À force de vous conseiller des séries-à-ne-surtout-pas-rater, j’avais oublié que les conseils des autres pouvaient également être bons à suivre.  Certains me parlaient de The Good Wife depuis des mois.  Sans penser que tout le monde me racontait des âneries, je n’étais pas particulièrement attiré par cette série classieuse, sobre, à l’esthétique de Mad Men mais tournée… en 2009.

Y avait-il des avocats meurtriers ?  Des criminels loups-garous ?  Des policiers « zombés » ?  Non, rien de tout ça.  Mais comme The Good Wife semble remporter chaque année une panoplie de récompenses lors des Emmy Awards, il me fallait comprendre, une bonne fois pour toutes, cette fascination pour la série.

C’est donc la bouche remplie de Tostitos scoops (avec une généreuse portion de salsa fromagée), que j’ai compris.  Et ce, dès le second épisode.

Après treize années passées loin des tribunaux pour élever ses enfants,  Alicia Florrick reprend sa carrière d’avocate en main, tout en faisant face à un scandale sexuel et financier qui touche son mari, un politicien véreux…

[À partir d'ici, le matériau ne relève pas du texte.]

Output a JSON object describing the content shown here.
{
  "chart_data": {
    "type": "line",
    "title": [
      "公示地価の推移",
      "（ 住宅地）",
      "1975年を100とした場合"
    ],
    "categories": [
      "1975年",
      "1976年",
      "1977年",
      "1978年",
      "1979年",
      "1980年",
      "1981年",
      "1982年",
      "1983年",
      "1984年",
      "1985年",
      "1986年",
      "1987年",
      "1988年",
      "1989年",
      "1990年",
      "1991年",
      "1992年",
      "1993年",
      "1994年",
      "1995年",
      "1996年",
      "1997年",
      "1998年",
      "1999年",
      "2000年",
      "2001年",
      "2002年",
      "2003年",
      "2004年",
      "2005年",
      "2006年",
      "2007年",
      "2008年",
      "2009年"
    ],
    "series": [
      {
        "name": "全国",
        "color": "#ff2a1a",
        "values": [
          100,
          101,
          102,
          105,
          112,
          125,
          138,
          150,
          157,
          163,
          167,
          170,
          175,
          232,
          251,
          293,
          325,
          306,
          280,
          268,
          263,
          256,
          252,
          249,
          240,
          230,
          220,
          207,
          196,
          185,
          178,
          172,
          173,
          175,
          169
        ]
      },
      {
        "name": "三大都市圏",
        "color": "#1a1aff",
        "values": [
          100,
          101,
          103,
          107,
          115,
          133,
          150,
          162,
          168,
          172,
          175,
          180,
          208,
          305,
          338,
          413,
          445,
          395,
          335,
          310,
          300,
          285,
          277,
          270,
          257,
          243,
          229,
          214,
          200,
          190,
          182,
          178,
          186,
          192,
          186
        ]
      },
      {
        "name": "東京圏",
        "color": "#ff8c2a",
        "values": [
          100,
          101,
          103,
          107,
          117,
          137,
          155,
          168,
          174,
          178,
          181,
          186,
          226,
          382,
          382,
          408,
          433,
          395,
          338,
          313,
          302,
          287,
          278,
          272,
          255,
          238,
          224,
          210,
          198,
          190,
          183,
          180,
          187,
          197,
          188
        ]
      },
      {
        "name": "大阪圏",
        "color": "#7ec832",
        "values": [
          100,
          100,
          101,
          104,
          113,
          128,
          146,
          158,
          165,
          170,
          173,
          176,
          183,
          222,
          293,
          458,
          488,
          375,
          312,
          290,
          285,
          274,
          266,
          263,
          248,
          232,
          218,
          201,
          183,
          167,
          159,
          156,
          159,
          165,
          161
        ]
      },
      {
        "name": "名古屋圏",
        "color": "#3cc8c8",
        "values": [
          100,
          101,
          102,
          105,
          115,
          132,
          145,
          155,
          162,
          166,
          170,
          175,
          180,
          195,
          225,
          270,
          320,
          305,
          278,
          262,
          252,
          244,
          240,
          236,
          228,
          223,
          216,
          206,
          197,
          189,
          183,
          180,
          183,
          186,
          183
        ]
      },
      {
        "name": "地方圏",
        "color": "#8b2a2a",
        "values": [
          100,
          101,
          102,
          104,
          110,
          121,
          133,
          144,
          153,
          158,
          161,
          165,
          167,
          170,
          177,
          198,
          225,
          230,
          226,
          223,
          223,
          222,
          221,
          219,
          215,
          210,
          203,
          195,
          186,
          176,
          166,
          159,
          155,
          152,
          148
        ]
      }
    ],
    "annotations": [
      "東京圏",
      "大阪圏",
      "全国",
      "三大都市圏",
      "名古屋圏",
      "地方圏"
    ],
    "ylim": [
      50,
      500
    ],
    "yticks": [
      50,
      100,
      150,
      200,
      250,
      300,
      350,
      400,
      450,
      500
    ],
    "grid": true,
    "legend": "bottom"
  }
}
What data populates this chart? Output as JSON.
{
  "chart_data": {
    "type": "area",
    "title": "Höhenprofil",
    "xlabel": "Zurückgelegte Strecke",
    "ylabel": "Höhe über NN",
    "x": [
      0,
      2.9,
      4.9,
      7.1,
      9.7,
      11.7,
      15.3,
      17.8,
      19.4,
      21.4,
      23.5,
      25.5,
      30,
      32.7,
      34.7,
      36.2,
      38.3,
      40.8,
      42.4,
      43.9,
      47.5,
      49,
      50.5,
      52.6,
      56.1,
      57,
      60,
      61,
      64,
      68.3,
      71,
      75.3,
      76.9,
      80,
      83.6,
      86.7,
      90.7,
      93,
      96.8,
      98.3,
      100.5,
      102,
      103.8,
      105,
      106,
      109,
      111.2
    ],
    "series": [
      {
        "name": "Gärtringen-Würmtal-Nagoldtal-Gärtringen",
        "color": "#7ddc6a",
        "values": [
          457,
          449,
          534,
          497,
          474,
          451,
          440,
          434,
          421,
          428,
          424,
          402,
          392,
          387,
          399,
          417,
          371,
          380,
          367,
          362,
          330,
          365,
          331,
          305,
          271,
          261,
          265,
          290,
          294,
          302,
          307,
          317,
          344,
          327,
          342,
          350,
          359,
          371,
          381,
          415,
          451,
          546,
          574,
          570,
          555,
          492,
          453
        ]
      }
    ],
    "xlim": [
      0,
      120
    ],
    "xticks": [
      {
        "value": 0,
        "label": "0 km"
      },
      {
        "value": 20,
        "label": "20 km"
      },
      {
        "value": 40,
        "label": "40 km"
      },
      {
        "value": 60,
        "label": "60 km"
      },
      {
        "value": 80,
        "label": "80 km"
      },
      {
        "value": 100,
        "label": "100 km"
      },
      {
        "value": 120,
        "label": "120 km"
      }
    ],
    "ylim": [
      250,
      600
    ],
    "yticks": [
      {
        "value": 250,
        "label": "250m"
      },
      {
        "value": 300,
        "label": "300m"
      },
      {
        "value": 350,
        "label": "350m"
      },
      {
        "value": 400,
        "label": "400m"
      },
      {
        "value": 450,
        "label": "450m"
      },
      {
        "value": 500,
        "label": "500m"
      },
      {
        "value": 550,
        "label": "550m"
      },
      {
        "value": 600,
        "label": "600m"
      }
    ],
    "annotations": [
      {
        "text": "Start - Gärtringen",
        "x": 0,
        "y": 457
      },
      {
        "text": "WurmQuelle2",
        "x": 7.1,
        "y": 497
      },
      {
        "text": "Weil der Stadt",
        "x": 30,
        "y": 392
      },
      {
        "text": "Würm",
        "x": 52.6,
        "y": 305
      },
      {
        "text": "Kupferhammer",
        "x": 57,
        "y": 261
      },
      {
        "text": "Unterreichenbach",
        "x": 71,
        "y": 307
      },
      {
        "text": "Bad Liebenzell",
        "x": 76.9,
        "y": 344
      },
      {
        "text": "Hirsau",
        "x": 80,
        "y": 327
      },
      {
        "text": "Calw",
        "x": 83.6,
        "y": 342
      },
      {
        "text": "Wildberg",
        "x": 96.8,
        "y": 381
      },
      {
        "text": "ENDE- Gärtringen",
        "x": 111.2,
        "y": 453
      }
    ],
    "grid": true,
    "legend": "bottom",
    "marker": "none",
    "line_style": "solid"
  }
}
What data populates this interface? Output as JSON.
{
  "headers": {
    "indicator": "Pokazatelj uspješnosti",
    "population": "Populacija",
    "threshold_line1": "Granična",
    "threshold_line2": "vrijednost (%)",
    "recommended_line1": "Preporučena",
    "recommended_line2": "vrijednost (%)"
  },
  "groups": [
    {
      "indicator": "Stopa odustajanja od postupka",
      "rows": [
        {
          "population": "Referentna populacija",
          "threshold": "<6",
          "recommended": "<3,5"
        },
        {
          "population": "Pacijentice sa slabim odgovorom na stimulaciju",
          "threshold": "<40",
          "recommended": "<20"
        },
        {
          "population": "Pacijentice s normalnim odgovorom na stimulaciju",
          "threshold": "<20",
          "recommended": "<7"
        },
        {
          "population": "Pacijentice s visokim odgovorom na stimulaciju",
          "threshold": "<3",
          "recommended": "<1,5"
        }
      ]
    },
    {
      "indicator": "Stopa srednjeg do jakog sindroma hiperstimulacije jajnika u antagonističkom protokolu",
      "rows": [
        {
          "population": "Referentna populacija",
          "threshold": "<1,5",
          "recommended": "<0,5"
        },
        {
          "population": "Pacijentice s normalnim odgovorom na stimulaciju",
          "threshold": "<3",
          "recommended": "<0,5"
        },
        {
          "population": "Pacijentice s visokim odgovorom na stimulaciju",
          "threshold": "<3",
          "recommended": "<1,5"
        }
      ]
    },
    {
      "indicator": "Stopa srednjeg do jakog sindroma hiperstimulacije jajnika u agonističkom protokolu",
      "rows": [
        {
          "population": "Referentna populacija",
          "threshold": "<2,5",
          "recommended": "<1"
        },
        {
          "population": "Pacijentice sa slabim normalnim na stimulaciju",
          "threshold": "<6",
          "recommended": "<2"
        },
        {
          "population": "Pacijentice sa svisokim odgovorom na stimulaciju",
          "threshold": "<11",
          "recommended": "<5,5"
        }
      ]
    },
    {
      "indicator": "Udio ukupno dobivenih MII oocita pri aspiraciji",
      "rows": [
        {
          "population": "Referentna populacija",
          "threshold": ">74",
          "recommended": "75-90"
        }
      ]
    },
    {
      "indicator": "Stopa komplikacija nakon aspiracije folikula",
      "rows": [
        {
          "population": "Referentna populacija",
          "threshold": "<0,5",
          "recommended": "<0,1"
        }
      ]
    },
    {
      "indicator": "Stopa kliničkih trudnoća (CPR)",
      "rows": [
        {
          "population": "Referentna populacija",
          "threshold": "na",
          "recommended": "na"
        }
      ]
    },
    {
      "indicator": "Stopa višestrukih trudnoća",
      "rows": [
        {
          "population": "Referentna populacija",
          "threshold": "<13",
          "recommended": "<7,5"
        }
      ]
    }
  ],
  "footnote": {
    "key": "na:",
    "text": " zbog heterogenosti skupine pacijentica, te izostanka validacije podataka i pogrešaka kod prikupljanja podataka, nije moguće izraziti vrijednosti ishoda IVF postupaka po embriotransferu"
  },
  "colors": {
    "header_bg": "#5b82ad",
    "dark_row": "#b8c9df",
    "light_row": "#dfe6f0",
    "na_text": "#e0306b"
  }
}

The Good Wife a une classe folle, à l’image de ses personnages, tous plus charismatiques et passionnants les uns que les autres.  Bien sûr, la prestation de Julianna Margulies tout en subtilité est à saluer.  Elle habite son rôle à la perfection.  L’évolution d’Alicia Florrick se fait tout en douceur.  Tout à tour mère aimante et dévouée, épouse digne et forte, avocate bienveillante et obstinée, elle est multiple et profondément attachante.

Elle n’est pas la seule femme qui en impose.  Mais celle qui tire sans doute le plus son épingle du jeu, c’est Kalinda !  Elle a des couilles, une bonne grosse paire de couilles, et elle a le goût du mystère, ce qui la rend encore plus fascinante.  Qui est-elle vraiment ?  Nul ne le sait, mais elle est indispensable. Enquêteuse dans le bureau d’avocats, c’est toujours elle, grâce à son flair et ses connexions, qui démêle le vrai du faux.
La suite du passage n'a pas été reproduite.